Mask Classification
We developed a simple classifier that roughly uses the same strategy as PDFBox, namely:
- define a "mask" on the PDF documents ;
- keep every text bloc within that mask, tag everything else as pollution.
Factories
Two factories are available in the classifiers
registry: mask-classifier
and multi-mask-classifier
.
mask-classifier
The simplest form of mask classification. You define the mask, everything else is tagged as pollution.
PARAMETER | DESCRIPTION |
---|---|
pipeline |
The pipeline object
TYPE:
|
name |
The name of the component
TYPE:
|
x0 |
The x0 coordinate of the mask
TYPE:
|
y0 |
The y0 coordinate of the mask
TYPE:
|
x1 |
The x1 coordinate of the mask
TYPE:
|
y1 |
The y1 coordinate of the mask
TYPE:
|
threshold |
The threshold for the alignment
TYPE:
|
Examples
pipeline.add_pipe(
"mask-classifier",
name="classifier",
config={
"threshold": 0.9,
"x0": 0.1,
"y0": 0.1,
"x1": 0.9,
"y1": 0.9,
},
)
[components.classifier]
@classifiers = "mask-classifier"
x0 = 0.1
y0 = 0.1
x1 = 0.9
y1 = 0.9
threshold = 0.9
multi-mask-classifier
A generalisation, wherein the user defines a number of regions.

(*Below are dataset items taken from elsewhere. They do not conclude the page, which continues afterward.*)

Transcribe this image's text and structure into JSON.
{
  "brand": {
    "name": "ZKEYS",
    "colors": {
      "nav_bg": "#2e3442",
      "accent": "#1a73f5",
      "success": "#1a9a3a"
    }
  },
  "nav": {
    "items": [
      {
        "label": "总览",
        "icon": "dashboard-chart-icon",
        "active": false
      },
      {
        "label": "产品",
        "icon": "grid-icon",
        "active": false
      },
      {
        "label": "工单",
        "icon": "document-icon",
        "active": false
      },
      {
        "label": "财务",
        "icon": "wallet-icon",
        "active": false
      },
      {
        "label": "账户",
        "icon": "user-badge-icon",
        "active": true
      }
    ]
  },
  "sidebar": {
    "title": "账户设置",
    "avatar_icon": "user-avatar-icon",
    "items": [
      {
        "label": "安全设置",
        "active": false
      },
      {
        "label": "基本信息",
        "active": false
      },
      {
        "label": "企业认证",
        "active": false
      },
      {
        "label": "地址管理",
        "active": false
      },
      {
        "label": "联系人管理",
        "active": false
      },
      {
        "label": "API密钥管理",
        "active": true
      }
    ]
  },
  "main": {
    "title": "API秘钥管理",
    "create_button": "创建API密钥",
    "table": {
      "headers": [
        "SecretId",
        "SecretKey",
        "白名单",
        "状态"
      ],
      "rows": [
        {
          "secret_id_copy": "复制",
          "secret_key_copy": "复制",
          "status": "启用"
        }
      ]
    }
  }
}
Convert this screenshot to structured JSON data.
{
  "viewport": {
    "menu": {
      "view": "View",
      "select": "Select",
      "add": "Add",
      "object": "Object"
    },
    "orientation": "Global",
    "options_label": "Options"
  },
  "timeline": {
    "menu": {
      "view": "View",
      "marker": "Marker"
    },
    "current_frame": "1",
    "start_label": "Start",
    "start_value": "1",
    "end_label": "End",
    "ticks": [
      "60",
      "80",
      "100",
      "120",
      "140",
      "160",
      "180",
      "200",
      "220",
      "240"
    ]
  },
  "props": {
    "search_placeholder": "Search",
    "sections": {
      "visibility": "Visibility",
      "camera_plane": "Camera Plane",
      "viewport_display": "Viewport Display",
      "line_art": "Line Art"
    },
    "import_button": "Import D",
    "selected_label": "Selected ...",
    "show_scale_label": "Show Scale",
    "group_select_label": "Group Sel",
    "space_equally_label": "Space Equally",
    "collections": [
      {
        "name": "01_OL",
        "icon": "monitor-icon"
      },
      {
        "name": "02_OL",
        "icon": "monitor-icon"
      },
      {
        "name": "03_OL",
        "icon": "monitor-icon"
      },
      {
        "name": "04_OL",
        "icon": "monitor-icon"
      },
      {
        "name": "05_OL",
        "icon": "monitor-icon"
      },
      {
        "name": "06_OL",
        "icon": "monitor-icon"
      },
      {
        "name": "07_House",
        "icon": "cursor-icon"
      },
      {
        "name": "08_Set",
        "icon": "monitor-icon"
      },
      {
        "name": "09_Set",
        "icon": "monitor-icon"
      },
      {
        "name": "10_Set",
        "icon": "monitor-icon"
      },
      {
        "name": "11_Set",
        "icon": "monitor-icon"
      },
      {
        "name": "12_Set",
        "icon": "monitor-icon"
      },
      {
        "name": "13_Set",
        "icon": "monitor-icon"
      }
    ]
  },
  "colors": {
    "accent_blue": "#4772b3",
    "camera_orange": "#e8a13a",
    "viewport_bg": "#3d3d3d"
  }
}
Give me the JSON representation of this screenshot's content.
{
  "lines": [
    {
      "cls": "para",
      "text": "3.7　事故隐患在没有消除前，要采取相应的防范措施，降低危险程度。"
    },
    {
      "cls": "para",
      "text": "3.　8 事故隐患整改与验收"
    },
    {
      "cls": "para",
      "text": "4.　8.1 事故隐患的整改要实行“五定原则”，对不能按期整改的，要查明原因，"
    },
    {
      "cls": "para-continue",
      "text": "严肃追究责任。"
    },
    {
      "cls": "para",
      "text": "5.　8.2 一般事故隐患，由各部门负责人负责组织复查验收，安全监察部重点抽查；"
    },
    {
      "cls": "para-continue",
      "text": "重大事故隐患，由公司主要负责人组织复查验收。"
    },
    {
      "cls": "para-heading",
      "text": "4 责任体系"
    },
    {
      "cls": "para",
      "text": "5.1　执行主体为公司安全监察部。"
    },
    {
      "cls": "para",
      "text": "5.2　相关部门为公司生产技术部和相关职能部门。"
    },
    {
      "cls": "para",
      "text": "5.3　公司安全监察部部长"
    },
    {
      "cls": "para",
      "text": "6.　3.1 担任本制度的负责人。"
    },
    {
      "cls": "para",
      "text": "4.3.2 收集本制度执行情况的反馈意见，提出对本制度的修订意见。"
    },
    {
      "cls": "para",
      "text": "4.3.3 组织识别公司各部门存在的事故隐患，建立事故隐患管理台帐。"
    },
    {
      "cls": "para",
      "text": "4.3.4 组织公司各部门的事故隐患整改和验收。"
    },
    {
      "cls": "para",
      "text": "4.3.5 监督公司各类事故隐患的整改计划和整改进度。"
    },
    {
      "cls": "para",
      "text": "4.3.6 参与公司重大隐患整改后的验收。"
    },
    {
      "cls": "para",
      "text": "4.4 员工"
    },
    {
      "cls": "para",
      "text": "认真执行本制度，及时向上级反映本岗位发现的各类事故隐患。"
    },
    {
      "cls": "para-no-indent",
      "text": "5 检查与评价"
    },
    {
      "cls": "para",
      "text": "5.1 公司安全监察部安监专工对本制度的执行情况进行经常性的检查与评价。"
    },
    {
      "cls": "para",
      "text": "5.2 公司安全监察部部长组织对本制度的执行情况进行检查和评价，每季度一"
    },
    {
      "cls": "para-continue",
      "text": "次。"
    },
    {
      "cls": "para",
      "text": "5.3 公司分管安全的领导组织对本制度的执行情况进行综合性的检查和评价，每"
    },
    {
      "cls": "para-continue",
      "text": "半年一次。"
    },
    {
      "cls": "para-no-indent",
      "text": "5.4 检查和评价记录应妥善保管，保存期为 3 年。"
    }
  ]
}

The following configuration produces exactly the same classifier as mask.v1
example above.
Any bloc that is not part of a mask is tagged as pollution
.
PARAMETER | DESCRIPTION |
---|---|
pipeline |
The pipeline object
TYPE:
|
name |
TYPE:
|
threshold |
The threshold for the alignment
TYPE:
|
masks |
The masks
TYPE:
|
Examples
pipeline.add_pipe(
"multi-mask-classifier",
name="classifier",
config={
"threshold": 0.9,
"mymask": {"x0": 0.1, "y0": 0.1, "x1": 0.9, "y1": 0.3, "label": "body"},
},
)
[components.classifier]
@factory = "multi-mask-classifier"
threshold = 0.9
[components.classifier.mymask]
label = "body"
x0 = 0.1
y0 = 0.1
x1 = 0.9
y1 = 0.9
The following configuration defines a header
region.
pipeline.add_pipe(
"multi-mask-classifier",
name="classifier",
config={
"threshold": 0.9,
"body": {"x0": 0.1, "y0": 0.1, "x1": 0.9, "y1": 0.3, "label": "header"},
"header": {"x0": 0.1, "y0": 0.3, "x1": 0.9, "y1": 0.9, "label": "body"},
},
)
[components.classifier]
@factory = "multi-mask-classifier"
threshold = 0.9
[components.classifier.header]
label = "header"
x0 = 0.1
y0 = 0.1
x1 = 0.9
y1 = 0.3
[components.classifier.body]
label = "body"
x0 = 0.1
y0 = 0.3
x1 = 0.9
y1 = 0.9